Jeśli nazwa jest unikalna to można na jej podstawie próbować określić Twoją lokalizację.

Opublikowano 22.12.2022 12:06

Wyszukiwarka WiGLE pokazuje na mapie urządzenia z konkretnym SSID. Fioletowe punkty na obrazku to sieci z nazwą "UPC".

Google używa publicznie dostępnych informacji o sieciach Wi-Fi aby określić przybliżoną lokalizację. Nawet bez GPS - można tak podać przybliżone miejsce, w którym się znajdujesz. Jeśli nie chcesz aby Twoje Wi-Fi było tak wykorzystywane - SSID musi się kończyć ciągiem "_nomap".

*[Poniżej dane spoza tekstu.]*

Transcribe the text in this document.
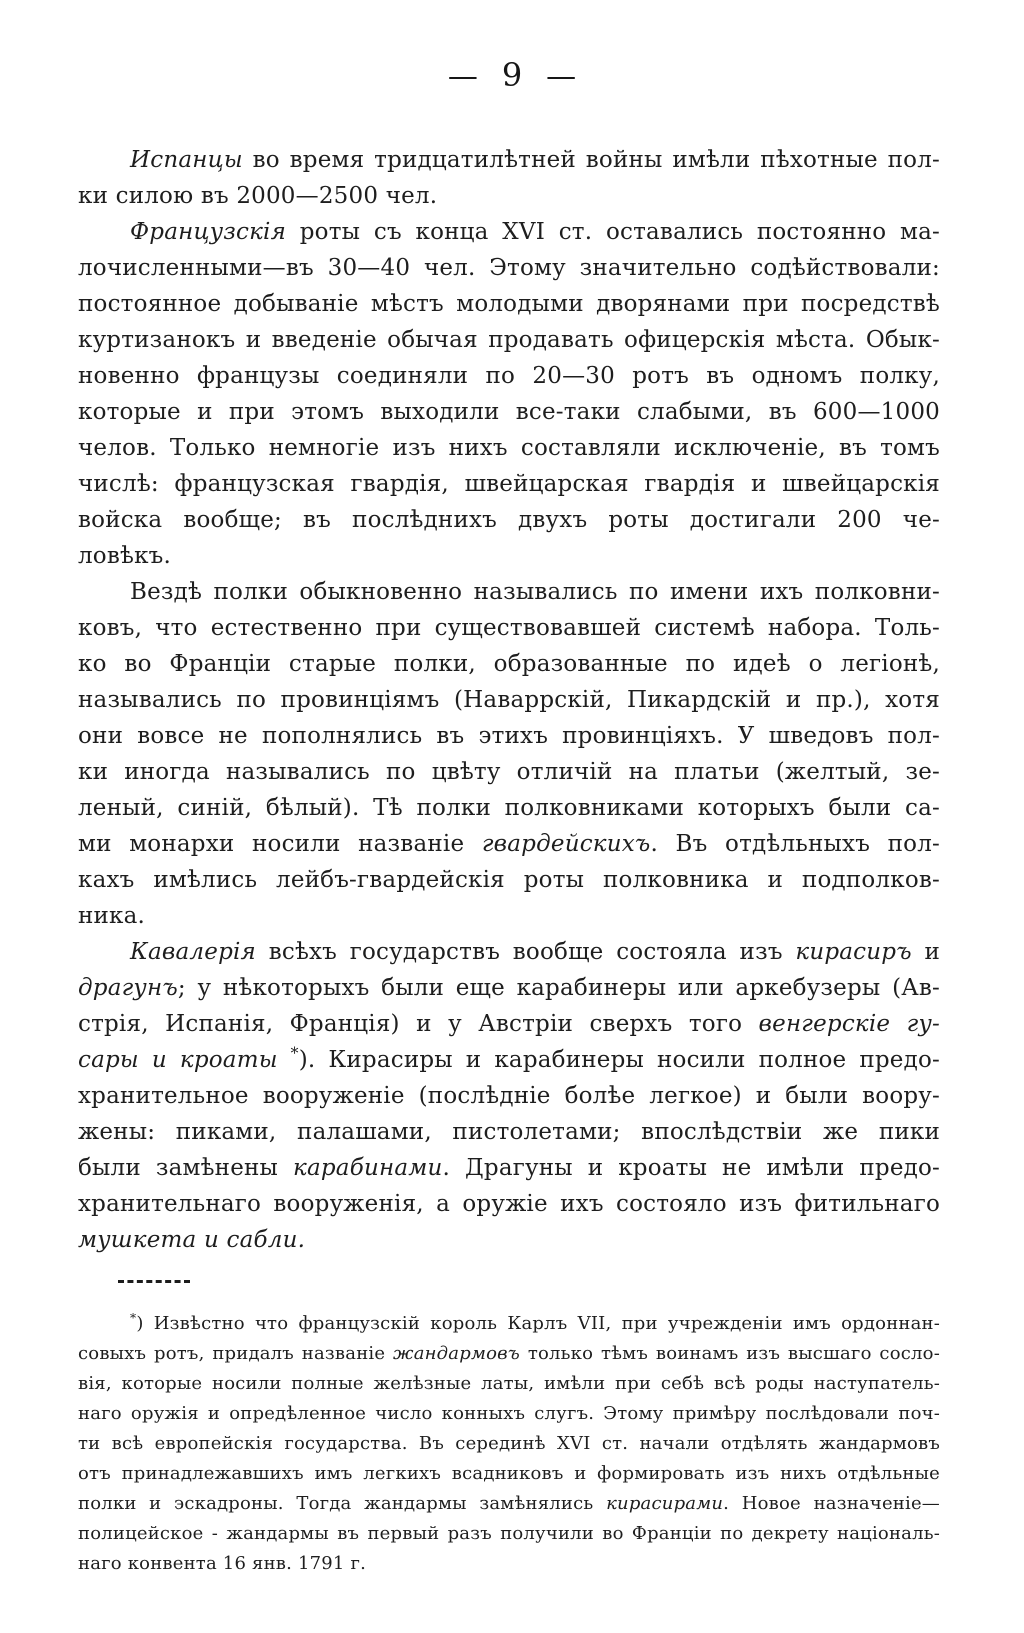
— 9 —
Испанцы во время тридцатилѣтней войны имѣли пѣхотные пол-
ки силою въ 2000—2500 чел.
Французскія роты съ конца XVI ст. оставались постоянно ма-
лочисленными—въ 30—40 чел. Этому значительно содѣйствовали:
постоянное добываніе мѣстъ молодыми дворянами при посредствѣ
куртизанокъ и введеніе обычая продавать офицерскія мѣста. Обык-
новенно французы соединяли по 20—30 ротъ въ одномъ полку,
которые и при этомъ выходили все-таки слабыми, въ 600—1000
челов. Только немногіе изъ нихъ составляли исключеніе, въ томъ
числѣ: французская гвардія, швейцарская гвардія и швейцарскія
войска вообще; въ послѣднихъ двухъ роты достигали 200 че-
ловѣкъ.
Вездѣ полки обыкновенно назывались по имени ихъ полковни-
ковъ, что естественно при существовавшей системѣ набора. Толь-
ко во Франціи старые полки, образованные по идеѣ о легіонѣ,
назывались по провинціямъ (Наваррскій, Пикардскій и пр.), хотя
они вовсе не пополнялись въ этихъ провинціяхъ. У шведовъ пол-
ки иногда назывались по цвѣту отличій на платьи (желтый, зе-
леный, синій, бѣлый). Тѣ полки полковниками которыхъ были са-
ми монархи носили названіе гвардейскихъ. Въ отдѣльныхъ пол-
кахъ имѣлись лейбъ-гвардейскія роты полковника и подполков-
ника.
Кавалерія всѣхъ государствъ вообще состояла изъ кирасиръ и
драгунъ; у нѣкоторыхъ были еще карабинеры или аркебузеры (Ав-
стрія, Испанія, Франція) и у Австріи сверхъ того венгерскіе гу-
сары и кроаты *). Кирасиры и карабинеры носили полное предо-
хранительное вооруженіе (послѣдніе болѣе легкое) и были воору-
жены: пиками, палашами, пистолетами; впослѣдствіи же пики
были замѣнены карабинами. Драгуны и кроаты не имѣли предо-
хранительнаго вооруженія, а оружіе ихъ состояло изъ фитильнаго
мушкета и сабли.
*) Извѣстно что французскій король Карлъ VII, при учрежденіи имъ ордоннан-
совыхъ ротъ, придалъ названіе жандармовъ только тѣмъ воинамъ изъ высшаго сосло-
вія, которые носили полные желѣзные латы, имѣли при себѣ всѣ роды наступатель-
наго оружія и опредѣленное число конныхъ слугъ. Этому примѣру послѣдовали поч-
ти всѣ европейскія государства. Въ серединѣ XVI ст. начали отдѣлять жандармовъ
отъ принадлежавшихъ имъ легкихъ всадниковъ и формировать изъ нихъ отдѣльные
полки и эскадроны. Тогда жандармы замѣнялись кирасирами. Новое назначеніе—
полицейское - жандармы въ первый разъ получили во Франціи по декрету національ-
наго конвента 16 янв. 1791 г.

Nazwa sieci może sugerować z jakiego usługodawcy korzystasz. Można próbować tak zgadnąć jaki masz router. Jeśli to stare, nieaktualizowane urządzenie - może istnieje jakiś błąd/exploit? Chociaż producenta urządzenia da się też poznać po adresie MAC.

W przeszłości zdarzało się, że hasła do sieci Wi-Fi były generowane na podstawie algorytmu bazującego na standardowym SSID. Miejmy nadzieję, że obecnie są one generowane losowo.
Ale lepiej "dmuchać na zimne".

Zdarza się też, że pierwsze X znaków hasła do Wi-Fi to hasło do panelu administratora.
Jeśli wiec ktoś je pozna - uzyskuje automatyczny dostęp do urządzenia (o ile wcześniej nie zmieniliśmy standardowego hasła).

Standard WPA w procesie generowania klucza wykorzystuje nazwę SSID. Istnieją tablice tęczowe dla najpopularniejszych nazw i haseł. Pozwalają one na poznanie hasła do Wi-Fi w kilka sekund - o ile używasz popularnego SSID i słabego, słownikowego hasła.

Unikaj nazw, które można jednoznacznie powiązać z Twoją osobą. Raczej nie chcesz nazywać swojej sieci "KOWALSKI", "KOWALSCY".